By Ben Chapman-Smith

A new survey of Australian mining bosses points to a slowing of the industry. Photo / Grant Bradley
A new survey of Australian mining bosses points to a slowing of the industry. Photo / Grant Bradley

A slowdown in the Australian mining industry would have a knock-on effect on New Zealand but a leading economist says there are reasons not to be too pessimistic.

A report released today showed the mining industry in Australia appeared to be in survival mode, further fuelling concern the great mining investment boom was over.

Just 25 per cent of Australian companies were planning to invest in major capital expenditure projects in the year ahead, compared to 52 per cent last year.

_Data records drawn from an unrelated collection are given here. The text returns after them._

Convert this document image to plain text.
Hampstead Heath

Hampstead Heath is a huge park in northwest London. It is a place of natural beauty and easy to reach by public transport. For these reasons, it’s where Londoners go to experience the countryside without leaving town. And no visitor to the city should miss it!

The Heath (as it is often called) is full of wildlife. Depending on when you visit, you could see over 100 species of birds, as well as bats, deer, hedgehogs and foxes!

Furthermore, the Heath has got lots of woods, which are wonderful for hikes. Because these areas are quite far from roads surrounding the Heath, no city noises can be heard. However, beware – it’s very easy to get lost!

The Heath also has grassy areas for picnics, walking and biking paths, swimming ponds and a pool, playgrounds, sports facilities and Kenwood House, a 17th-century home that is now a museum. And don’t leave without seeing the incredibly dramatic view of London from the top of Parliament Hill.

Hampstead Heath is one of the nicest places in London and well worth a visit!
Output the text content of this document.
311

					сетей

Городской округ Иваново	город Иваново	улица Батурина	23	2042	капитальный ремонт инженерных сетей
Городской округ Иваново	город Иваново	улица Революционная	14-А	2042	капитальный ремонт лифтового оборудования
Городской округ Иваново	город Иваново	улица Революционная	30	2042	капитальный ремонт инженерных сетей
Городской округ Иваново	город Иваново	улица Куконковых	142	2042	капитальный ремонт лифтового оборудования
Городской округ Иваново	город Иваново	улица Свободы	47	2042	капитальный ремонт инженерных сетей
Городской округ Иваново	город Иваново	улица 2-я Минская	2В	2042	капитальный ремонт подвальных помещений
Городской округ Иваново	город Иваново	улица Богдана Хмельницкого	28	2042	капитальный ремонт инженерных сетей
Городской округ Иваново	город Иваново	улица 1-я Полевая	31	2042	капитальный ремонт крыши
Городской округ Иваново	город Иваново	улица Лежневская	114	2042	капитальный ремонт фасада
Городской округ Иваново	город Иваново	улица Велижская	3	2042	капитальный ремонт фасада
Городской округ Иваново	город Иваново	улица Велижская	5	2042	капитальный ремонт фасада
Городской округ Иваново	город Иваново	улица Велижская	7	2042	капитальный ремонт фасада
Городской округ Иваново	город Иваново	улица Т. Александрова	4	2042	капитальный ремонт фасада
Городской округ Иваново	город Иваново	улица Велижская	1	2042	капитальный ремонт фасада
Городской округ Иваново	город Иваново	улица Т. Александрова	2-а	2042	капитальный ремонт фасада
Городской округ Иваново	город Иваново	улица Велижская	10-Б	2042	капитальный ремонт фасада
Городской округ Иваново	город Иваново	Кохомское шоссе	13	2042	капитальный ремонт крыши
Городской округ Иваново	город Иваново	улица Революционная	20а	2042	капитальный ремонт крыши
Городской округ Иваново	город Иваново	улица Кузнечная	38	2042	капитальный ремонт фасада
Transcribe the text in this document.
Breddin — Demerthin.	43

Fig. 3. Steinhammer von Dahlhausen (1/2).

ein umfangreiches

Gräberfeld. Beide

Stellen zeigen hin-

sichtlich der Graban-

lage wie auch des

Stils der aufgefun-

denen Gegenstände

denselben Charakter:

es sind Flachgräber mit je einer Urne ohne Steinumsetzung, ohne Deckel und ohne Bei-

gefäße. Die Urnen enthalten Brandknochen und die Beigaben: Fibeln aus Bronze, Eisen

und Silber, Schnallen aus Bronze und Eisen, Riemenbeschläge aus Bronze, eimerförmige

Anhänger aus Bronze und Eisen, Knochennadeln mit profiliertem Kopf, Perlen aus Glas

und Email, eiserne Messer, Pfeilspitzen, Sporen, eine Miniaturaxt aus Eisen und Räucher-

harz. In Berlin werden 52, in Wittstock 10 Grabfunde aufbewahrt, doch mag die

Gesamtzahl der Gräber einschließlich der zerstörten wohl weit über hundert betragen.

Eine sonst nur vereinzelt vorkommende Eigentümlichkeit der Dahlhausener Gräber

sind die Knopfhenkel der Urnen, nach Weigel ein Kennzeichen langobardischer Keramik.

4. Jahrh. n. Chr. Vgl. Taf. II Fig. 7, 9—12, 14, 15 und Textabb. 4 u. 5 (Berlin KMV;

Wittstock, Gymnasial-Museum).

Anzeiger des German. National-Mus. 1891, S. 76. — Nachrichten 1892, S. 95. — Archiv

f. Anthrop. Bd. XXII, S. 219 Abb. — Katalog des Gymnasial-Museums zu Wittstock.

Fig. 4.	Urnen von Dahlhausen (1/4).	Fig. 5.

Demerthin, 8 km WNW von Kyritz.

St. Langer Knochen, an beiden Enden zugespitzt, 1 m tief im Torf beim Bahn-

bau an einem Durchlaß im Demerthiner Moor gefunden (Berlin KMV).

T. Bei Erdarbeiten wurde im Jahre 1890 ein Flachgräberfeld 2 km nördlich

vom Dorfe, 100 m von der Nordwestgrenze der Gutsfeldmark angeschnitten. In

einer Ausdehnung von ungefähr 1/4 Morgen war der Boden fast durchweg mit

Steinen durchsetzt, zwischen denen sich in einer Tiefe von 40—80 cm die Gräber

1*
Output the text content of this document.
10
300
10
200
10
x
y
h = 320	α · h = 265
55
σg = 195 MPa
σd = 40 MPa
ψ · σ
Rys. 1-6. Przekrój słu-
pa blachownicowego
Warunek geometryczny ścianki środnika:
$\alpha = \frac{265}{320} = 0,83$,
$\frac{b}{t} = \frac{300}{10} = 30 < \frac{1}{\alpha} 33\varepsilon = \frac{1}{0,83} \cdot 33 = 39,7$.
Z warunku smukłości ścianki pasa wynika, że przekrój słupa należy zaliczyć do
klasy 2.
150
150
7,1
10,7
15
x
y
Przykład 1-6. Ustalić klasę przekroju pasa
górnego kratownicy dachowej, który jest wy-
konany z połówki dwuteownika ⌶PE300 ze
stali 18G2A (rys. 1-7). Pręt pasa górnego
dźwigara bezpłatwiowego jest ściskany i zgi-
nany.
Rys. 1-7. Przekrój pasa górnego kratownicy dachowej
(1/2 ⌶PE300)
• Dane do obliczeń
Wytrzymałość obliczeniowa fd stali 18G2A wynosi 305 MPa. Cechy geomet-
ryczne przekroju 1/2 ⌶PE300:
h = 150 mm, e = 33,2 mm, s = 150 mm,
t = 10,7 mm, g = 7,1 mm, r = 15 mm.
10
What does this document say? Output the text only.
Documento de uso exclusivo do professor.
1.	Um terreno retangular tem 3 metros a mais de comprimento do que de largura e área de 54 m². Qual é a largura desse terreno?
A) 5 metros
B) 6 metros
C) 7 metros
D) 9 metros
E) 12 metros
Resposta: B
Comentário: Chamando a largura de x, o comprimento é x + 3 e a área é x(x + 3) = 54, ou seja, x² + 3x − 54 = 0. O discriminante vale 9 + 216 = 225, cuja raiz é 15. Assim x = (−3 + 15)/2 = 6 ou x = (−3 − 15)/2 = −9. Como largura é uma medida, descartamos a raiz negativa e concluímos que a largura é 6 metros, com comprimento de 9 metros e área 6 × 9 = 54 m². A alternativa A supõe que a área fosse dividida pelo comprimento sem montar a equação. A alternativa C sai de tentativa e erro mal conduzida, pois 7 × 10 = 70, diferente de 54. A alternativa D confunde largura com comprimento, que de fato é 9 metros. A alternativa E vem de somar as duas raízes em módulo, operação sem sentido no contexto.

The mining industry had been slowing since the beginning of the year and this would have an impact on New Zealand trade and immigration, said Shamubeel Eaqub, principal economist at the NZ Institute of Economic Research (NZIER).

"Obviously the mining boom has been very helpful for New Zealand in terms of offering employment opportunities.

"We will see fewer Kiwis going overseas if mining continues to slow."

But Eaqub said most of New Zealand's exports were not directly linked with mining and so he was "not overly pessimistic" about a crash in trade with Australia.

"It will have some impact on our export but we do a lot of our trade with New South Wales and Victoria, which are not mining states.

"Our connection with the mining boom was always indirect."

The Mining Business Outlook report, compiled by Newport Consulting, also found that only 20 per cent of mining leaders were very optimistic, down from 57 per cent last year, and more than a third were not optimistic, compared to just 13 per cent last year.

"Across the board, we've seen a significant shift in sentiment to the negative in the belief that commodity prices will remain high enough to make future investments pay off," the report's author David Hand said.

Four years ago, mining companies were confident that commodity prices would remain high, but are now reassessing their future capital expenditure.

"What we're seeing in the response to our survey is real pessimism about that," he said.

But, miners would not cancel projects that they'd already committed to, he added.

The findings come a week after a Deloitte Access Economics report warned that the mining boom would peak in 2014 and as the thermal coal price fell to US$90 (A$86.87) per tonne and the iron spot price dropped to a fresh low of US$118 (A$113.89) per tonne.

The Mining Business Outlook cited increased costs and tough conditions as the main factors driving mining investment caution, followed by volatile prices and labour shortages.

Mineral deposits which became viable over the past decade due to higher commodity prices could now become uneconomic, Hand said.

While iron ore prices appeared to be stable for now, albeit at a lower level, thermal coal prices were in free fall as some producers considered ceasing production altogether.

"Thermal coal producers are not talking about investment, they're beginning to talk about whether mines will continue to operate," Hand said.

Still, the outlook for iron ore and coking coal remained bright as the rate of industrialisation and steel production continued to motor along in China.

Hand cautioned that the price of thermal coal had fallen significantly since the survey of 55 mining leaders was taken six weeks ago.

Only two per cent of mining leaders said the carbon tax was contributing to caution and more than half of respondents said they had no strategy for dealing with the skills shortage.